Вернуться к Ж.Р. Колесникова. Роман Михаила Булгакова «Мастер и Маргарита» и русская религиозная философия начала XX века

3. Метафизика исторического процесса в романе и религиозный экзистенциализм Н. Бердяева

В заключение диссертации мы считаем необходимым более полно осветить причины, по которым при анализе романа отдавалось предпочтение философско-религиозным идеям Н. Бердяева. Философию Н. Бердяева определяют по разному: «христианская антропология», «персонализм» (собственное определение Бердяева), «религиозный экзистенциализм»... «Само это положение — христианского экзистенциалиста чревато глубоким противоречием. — пишет Р. Гальцева — Экзистенциализм, родившийся в результате разочарования в историческом прогрессе и утраты веры в смысловые основы бытия, — это утверждение человека за счёт отталкивания от мира, это новый вариант старой гностической ереси, учения о дурной, косной материи, о неисправимой реальности. Но христианство с этим согласиться не может.»1

Одним из важнейших расхождений религиозно-философских воззрений Н. Бердяева с христианством являлось представление о неком первоначале всего существующего, превышающем всякие определения (об этом пишет, в частности, С.А. Левицкий2). Согласно этой концепции, Бог, сотворивший мир и являющийся всеблагим (= абсолютным добром), соседствует в «космосе» с неопределимым первоначалом, суть которого заключается в безосновательной, не коренящейся ни в чём свободе.
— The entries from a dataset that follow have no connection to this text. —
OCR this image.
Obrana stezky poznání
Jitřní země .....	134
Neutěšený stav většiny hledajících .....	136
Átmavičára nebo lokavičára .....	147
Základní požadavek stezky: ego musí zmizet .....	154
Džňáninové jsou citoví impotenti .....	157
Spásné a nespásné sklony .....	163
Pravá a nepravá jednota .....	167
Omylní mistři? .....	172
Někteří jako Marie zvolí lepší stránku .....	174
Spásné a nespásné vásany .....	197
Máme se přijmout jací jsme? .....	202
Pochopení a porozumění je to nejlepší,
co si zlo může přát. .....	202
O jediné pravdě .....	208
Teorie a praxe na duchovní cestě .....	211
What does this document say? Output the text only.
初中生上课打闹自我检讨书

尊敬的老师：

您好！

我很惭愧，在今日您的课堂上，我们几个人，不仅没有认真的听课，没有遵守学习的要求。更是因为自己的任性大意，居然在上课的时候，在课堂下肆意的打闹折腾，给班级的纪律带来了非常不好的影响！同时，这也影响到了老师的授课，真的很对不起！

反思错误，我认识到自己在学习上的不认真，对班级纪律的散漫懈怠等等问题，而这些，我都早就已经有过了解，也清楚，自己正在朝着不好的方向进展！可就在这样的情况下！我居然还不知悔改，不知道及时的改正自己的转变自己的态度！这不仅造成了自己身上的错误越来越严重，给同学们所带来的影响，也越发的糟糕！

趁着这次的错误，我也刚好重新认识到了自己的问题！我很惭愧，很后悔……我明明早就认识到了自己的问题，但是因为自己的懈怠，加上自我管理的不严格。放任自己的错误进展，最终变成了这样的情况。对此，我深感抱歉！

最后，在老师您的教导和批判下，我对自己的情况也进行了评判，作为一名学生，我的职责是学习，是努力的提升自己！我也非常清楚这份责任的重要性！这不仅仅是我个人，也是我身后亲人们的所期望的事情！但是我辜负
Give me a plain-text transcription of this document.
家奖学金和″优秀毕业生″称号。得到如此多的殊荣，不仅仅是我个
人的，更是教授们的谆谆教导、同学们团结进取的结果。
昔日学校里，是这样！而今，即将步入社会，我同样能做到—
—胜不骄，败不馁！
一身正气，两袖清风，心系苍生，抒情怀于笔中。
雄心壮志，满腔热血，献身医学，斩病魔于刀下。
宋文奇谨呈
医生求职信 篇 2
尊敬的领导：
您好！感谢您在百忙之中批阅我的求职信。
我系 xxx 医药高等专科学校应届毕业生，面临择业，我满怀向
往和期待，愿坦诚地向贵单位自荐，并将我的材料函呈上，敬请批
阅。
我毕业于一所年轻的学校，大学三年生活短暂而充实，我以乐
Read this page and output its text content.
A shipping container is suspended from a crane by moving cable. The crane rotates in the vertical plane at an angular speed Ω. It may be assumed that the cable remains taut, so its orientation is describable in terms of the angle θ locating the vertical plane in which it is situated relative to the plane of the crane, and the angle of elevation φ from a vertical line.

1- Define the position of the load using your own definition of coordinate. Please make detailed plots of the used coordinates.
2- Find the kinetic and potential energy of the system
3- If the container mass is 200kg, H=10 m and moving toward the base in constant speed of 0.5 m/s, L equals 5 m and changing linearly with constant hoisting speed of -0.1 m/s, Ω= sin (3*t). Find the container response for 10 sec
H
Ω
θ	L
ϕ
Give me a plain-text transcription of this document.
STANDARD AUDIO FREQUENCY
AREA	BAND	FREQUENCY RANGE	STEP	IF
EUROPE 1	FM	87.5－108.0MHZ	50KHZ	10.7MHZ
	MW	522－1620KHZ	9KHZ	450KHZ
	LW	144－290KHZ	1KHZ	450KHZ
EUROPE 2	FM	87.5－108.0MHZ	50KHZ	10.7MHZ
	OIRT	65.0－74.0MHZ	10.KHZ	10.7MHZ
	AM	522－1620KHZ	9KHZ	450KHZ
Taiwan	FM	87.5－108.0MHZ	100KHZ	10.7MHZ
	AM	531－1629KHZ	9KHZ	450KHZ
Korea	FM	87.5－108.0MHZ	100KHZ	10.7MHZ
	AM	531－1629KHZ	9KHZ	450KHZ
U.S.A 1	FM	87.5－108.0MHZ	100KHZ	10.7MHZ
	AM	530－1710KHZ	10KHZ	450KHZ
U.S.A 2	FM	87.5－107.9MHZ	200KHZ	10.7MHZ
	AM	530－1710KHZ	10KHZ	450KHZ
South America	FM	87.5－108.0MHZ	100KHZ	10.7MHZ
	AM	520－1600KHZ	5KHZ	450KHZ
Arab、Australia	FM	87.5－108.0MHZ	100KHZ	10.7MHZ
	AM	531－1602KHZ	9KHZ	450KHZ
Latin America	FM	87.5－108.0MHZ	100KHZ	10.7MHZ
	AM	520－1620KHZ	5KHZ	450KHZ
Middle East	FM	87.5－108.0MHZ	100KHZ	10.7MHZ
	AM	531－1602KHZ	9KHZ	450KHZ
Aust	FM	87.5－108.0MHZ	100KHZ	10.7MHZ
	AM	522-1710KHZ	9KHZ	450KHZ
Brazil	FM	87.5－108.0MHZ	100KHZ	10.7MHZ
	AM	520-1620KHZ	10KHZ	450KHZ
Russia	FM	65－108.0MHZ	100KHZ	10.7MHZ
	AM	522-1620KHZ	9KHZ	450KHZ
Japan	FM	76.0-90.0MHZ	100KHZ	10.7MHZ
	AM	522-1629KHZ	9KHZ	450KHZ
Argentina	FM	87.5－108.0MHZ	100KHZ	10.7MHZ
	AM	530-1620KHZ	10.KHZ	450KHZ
Различия бердяевской позиции и христианской метафизики можно выразить в следующих схемах:

Бердяев:

Бездна (непостижимая Первореальности, «ничто», первичная свобода) → БОГ (свет, добро)

Зло

Некая «бездна», заключающая в себе первичную свободу, порождает Бога, который создаёт бытие, однако в этом бытии остаётся и часть первоистока, не зависящая от Богасвобода. Из свободы и становится возможным Зло.

Христианство:

→ Свет, добро

БОГ

→ свобода → Зло

Бог является абсолютным Первоначалом. Создавая мир, он, наряду с добром, оставляет свободный «излишек», который потенциально способен преобразоваться во всё и, вопреки его воле, преобразовывается во Зло. Смысл Божественного состоит в том, чтобы осенённая Божественной Благодатью свободная природа человека добровольно повернулась бы к Свету (и, Т. о., зло, заключённое в свободе, преобразовывалось бы в добро).

Ключевым моментом философской позиции Бердяева оказывается определение «несотворённой» свободы, предшествующей миру. Таким образом бердяевская антропология, утверждающая, на первый взгляд, близкий большинству русских религиозных философов тезис о свободной природе человека, получает особый смысл. Поскольку свобода мыслится вне Бога, то и человек оказывается свободен абсолютно, то есть, человеческая свобода уподобляется свободе божественной (то, что недопустимо в философии Г. Флоровского и Л. Шестова). «Небытие есть те-оп, т. е. оно хотя и есть ничто, но есть такое ничто, которому дана огромная власть над всем — и над Богом и над людьми. Пред лицом ничто — оно же есть свобода, — приходится ограничить даже всемогущество Божие.»3 — писал Л. Шестов о философских взглядах Бердяева.

В своих религиозно-философских исканиях Михаил Булгаков, подобно Н. Бердяеву, абсолютизирует свободу — источник как зла, так и человеческого творчества. Сущность свободы разрастается в романе до степени, уже неспособной вместиться в рамки «божественной свободы» (так, как её понимает христианство), до безосновательной, вкоренённой в «ничто». В то же время, до самого финала романа (есть вероятность, так и не законченного), автор «Мастера и Маргариты» так и не «дозревает» до открытого признания Бога и дьявола изначальными и равными сущностями. Постоянные колебания относительно «статуса» Воланда в романе подтверждают это.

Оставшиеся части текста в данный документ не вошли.